Some Pakistani military analysts suspect there may be also be "domestic political motives" behind the move to suspend the supply route. "It would be a very popular move at home, and will pressure the international community," said the defence specialist Ayesha Siddiqa. Pakistan's largest Islamist party has called for demonstrations against the supply route, in protest against the 20-plus CIA-operated missile strikes that have targeted militants in the tribal areas since August.
"This obviously means that they want to build pressure on the international system to use its influence on India to restrain Indian policies towards Pakistan," said Hasan Askari-Rizvi, professor of political science at a Lahore university,
Yesterday, Shah Mahmood Qureshi, Pakistan's Foreign Minister, appealed to India to pull back its jets and troops as Pakistan stepped up its efforts to defuse cross-border tensions.
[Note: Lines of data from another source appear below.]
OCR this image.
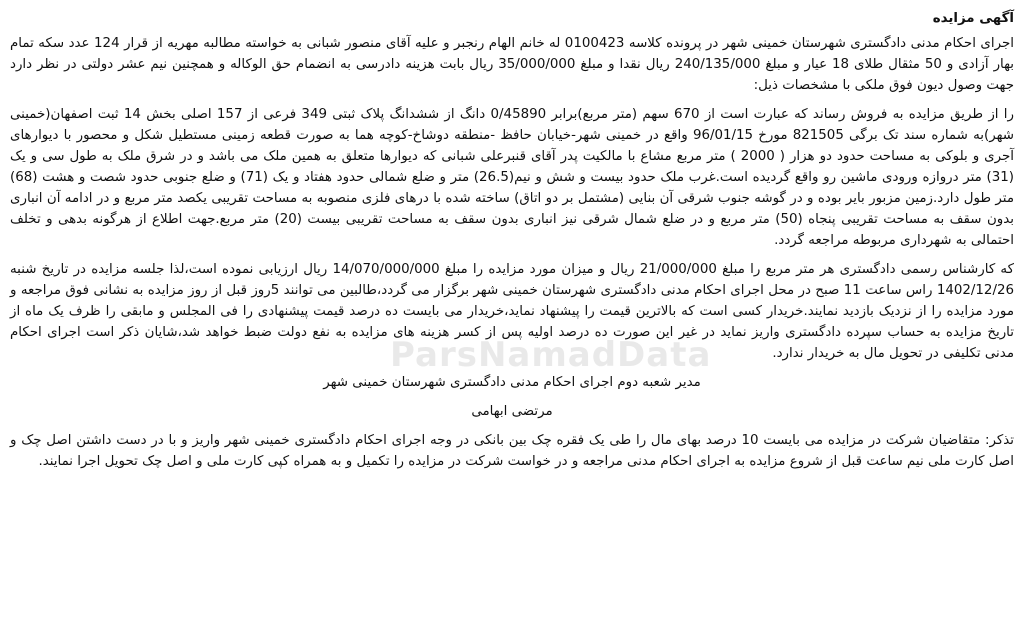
آگهی مزایده

اجرای احکام مدنی دادگستری شهرستان خمینی شهر در پرونده کلاسه 0100423 له خانم الهام رنجبر و علیه آقای منصور شبانی به خواسته مطالبه مهریه از قرار 124 عدد سکه تمام بهار آزادی و 50 مثقال طلای 18 عیار و مبلغ 240/135/000 ریال نقدا و مبلغ 35/000/000 ریال بابت هزینه دادرسی به انضمام حق الوکاله و همچنین نیم عشر دولتی در نظر دارد جهت وصول دیون فوق ملکی با مشخصات ذیل:

را از طریق مزایده به فروش رساند که عبارت است از 670 سهم (متر مربع)برابر 0/45890 دانگ از ششدانگ پلاک ثبتی 349 فرعی از 157 اصلی بخش 14 ثبت اصفهان(خمینی شهر)به شماره سند تک برگی 821505 مورخ 96/01/15 واقع در خمینی شهر-خیابان حافظ -منطقه دوشاخ-کوچه هما به صورت قطعه زمینی مستطیل شکل و محصور با دیوارهای آجری و بلوکی به مساحت حدود دو هزار ( 2000 ) متر مربع مشاع با مالکیت پدر آقای قنبرعلی شبانی که دیوارها متعلق به همین ملک می باشد و در شرق ملک به طول سی و یک (31) متر دروازه ورودی ماشین رو واقع گردیده است.غرب ملک حدود بیست و شش و نیم(26.5) متر و ضلع شمالی حدود هفتاد و یک (71) و ضلع جنوبی حدود شصت و هشت (68) متر طول دارد.زمین مزبور بایر بوده و در گوشه جنوب شرقی آن بنایی (مشتمل بر دو اتاق) ساخته شده با درهای فلزی منصوبه به مساحت تقریبی یکصد متر مربع و در ادامه آن انباری بدون سقف به مساحت تقریبی پنجاه (50) متر مربع و در ضلع شمال شرقی نیز انباری بدون سقف به مساحت تقریبی بیست (20) متر مربع.جهت اطلاع از هرگونه بدهی و تخلف احتمالی به شهرداری مربوطه مراجعه گردد.

که کارشناس رسمی دادگستری هر متر مربع را مبلغ 21/000/000 ریال و میزان مورد مزایده را مبلغ 14/070/000/000 ریال ارزیابی نموده است،لذا جلسه مزایده در تاریخ شنبه 1402/12/26 راس ساعت 11 صبح در محل اجرای احکام مدنی دادگستری شهرستان خمینی شهر برگزار می گردد،طالبین می توانند 5روز قبل از روز مزایده به نشانی فوق مراجعه و مورد مزایده را از نزدیک بازدید نمایند.خریدار کسی است که بالاترین قیمت را پیشنهاد نماید،خریدار می بایست ده درصد قیمت پیشنهادی را فی المجلس و مابقی را ظرف یک ماه از تاریخ مزایده به حساب سپرده دادگستری واریز نماید در غیر این صورت ده درصد اولیه پس از کسر هزینه های مزایده به نفع دولت ضبط خواهد شد،شایان ذکر است اجرای احکام مدنی تکلیفی در تحویل مال به خریدار ندارد.

مدیر شعبه دوم اجرای احکام مدنی دادگستری شهرستان خمینی شهر
مرتضی ابهامی

تذکر: متقاضیان شرکت در مزایده می بایست 10 درصد بهای مال را طی یک فقره چک بین بانکی در وجه اجرای احکام دادگستری خمینی شهر واریز و با در دست داشتن اصل چک و اصل کارت ملی نیم ساعت قبل از شروع مزایده به اجرای احکام مدنی مراجعه و در خواست شرکت در مزایده را تکمیل و به همراه کپی کارت ملی و اصل چک تحویل اجرا نمایند.

ParsNamadData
"I understand India has activated their forward air bases, and I think if they are deactivated, then it will be a big positive signal," Mr Qureshi said. "Similarly, as far as their ground forces are concerned... if they relocated to their peacetime positions, then it will also be a positive signal."
The President, Asif Ali Zardari has made similar statements, as has General Ashfaq Kayani, the taciturn army chief who last week called for conflict to be avoided. Pakistani military and government officials insist that it moved troops to the border with India in a response to Indian redeployments.